— Я с ним закончил. Унесите в тепло. Забинтуйте. Лекарства не давать.
— Но, Изар… — подала было голос девчонка-бета, имени которой я не знаю. И тут же увяла под моим тяжёлым взглядом.
— Я не привык повторять дважды.
Но, видимо, придётся. Ибо неохота по пять раз на дню пачкаться в крови.
— Пока Дар не придёт в себя, вы будете подчиняться мне, его альфа-паре, — сурово зыркнул на каждого стоящего передо мной медведя, убеждаясь, что они услышали. — Никто кроме него не смеет отменять моих приказов. Лишь он и Кэмерин могут мне возражать. Если я велел прыгать, вы спрашиваете: «Как высоко, альфа?» Если я не велел лечить этого мудака, а вы ослушались — значит, ляжете рядом с ним. Проверять не советую: я убивал и за меньшее.

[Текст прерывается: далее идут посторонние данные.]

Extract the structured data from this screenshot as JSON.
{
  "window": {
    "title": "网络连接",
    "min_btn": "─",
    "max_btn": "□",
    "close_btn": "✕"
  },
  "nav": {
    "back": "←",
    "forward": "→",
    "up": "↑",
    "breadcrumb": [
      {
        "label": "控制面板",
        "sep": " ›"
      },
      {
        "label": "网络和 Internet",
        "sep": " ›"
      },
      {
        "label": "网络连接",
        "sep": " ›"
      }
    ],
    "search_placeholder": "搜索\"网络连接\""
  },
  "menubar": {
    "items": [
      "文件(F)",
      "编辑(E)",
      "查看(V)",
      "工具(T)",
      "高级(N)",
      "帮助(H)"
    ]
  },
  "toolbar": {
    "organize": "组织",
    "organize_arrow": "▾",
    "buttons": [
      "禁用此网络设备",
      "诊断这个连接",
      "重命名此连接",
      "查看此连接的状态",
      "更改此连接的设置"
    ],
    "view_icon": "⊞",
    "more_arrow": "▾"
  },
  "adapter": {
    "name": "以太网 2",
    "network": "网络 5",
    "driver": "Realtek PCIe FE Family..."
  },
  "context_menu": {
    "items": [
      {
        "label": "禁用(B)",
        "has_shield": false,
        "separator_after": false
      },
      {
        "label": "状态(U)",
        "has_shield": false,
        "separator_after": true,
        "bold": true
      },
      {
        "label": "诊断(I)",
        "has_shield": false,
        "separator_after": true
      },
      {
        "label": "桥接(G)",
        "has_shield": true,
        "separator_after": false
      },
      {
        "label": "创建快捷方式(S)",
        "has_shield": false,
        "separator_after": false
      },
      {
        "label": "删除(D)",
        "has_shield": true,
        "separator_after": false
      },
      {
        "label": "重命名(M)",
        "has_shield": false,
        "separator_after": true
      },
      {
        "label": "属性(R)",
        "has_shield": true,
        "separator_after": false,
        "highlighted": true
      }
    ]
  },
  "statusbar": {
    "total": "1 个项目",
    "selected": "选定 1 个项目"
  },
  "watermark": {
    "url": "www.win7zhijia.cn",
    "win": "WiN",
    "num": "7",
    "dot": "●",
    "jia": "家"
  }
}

Выдержал паузу, позволяя оборотням отложить в головах информацию. Вполне нехитрую, уж как по мне.
— Вам всё ясно? Ну так делайте что велено!
Стоило мне рявкнуть разок, половину мишек тотчас же как ветром сдуло. Слава богам, наконец-то можно вернуться к Дару.

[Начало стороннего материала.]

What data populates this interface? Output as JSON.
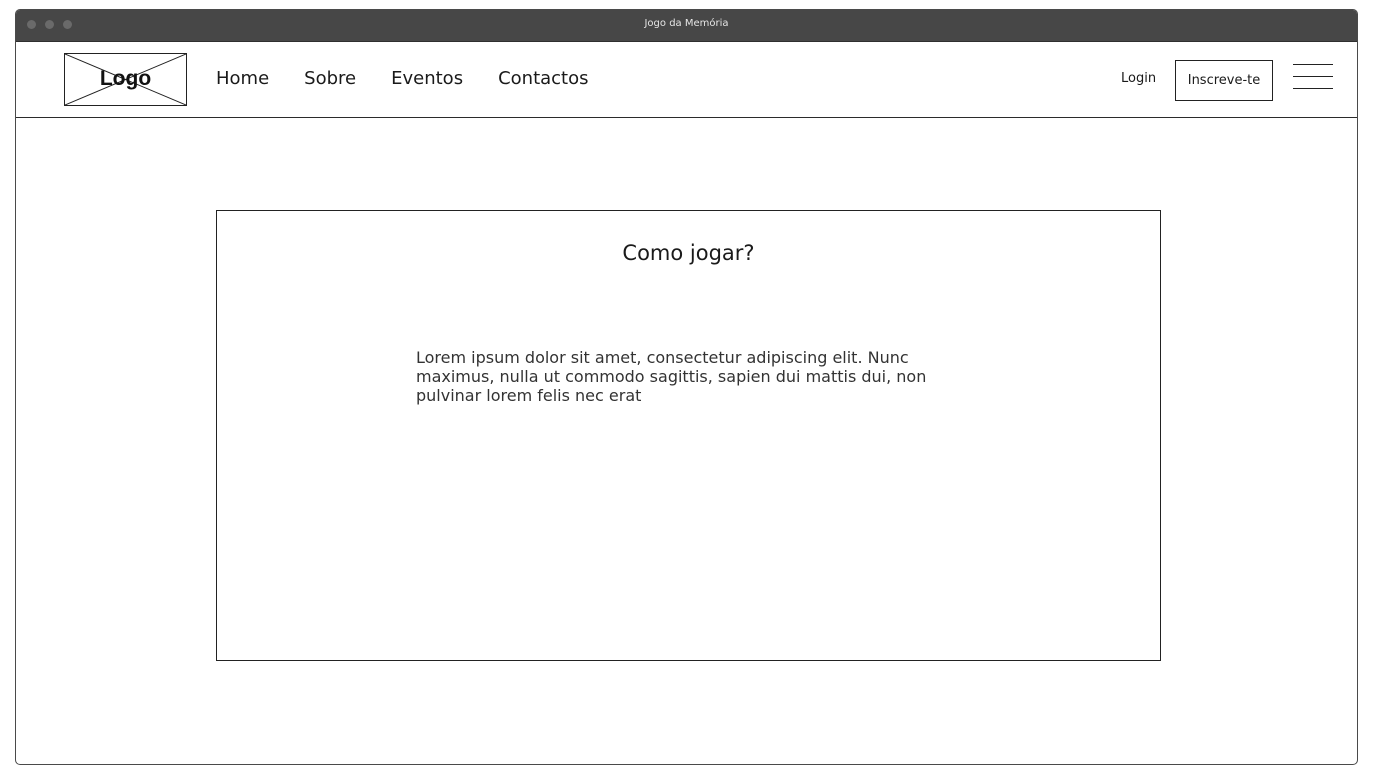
{
  "window": {
    "title": "Jogo da Memória"
  },
  "navbar": {
    "logo": "Logo",
    "links": [
      "Home",
      "Sobre",
      "Eventos",
      "Contactos"
    ],
    "login": "Login",
    "signup": "Inscreve-te"
  },
  "main": {
    "title": "Como jogar?",
    "body": "Lorem ipsum dolor sit amet, consectetur adipiscing elit. Nunc maximus, nulla ut commodo sagittis, sapien dui mattis dui, non pulvinar lorem felis nec erat"
  },
  "colors": {
    "titlebar": "#474747",
    "border": "#222222"
  }
}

Проследив, чтобы Боргура не оставили валяться в снегу — не садист же я, в самом деле, — кивнул сам себе и поднял валяющуюся неподалёку куртку. Набросил её на плечи, обернулся и тут же напоролся на задумчивый взгляд местной пророчицы, ну или кем она там подвизается.
Тьфу ты, а я уже про неё забыл. Похоже, хрен мне, а не Дар.
Морально приготовившись к нотациям, я мрачно уставился на Ору. И даже подготовил ответную речь, чтобы осадить её, если вздумает указывать моё место. Своё место я знаю: оно подле моего альфы! Но она лишь улыбнулась, мягко и малость блаженно — словно устроенное мной представление только порадовало её.
— Теперь я понимаю, зачем ты Прядильщику…
Правда? Вот я бы тоже не прочь узнать.
— Давно пора было проучить Боргура. Зря не убил, только Дару работы прибавил.
— Мне здесь ни к чему толпа безутешных родственничков, — хмуро заявил я, скрестив руки на груди. — Когда Дар очнётся, пусть сам с ними разбирается. Его родня, не моя. А теперь скажи уже что хотела, раз так не терпелось, и я пойду к нему.
— Боюсь, Дару придется немного подождать. Разговор будет долгий. И не со мной.
Она привела меня к дому, небольшому, но крепко сложенному, как и всё здесь. С пятиугольными оконцами и дверью, чтоб эту местную архитектуру. Внутри на удивление чисто, пахнет сушёными травами и немного едой.
Ора усадила меня на диван, обитый цветастым гобеленом, и принялась разжигать камин. И словно забыла обо мне на какое-то время, оставив пялиться по сторонам.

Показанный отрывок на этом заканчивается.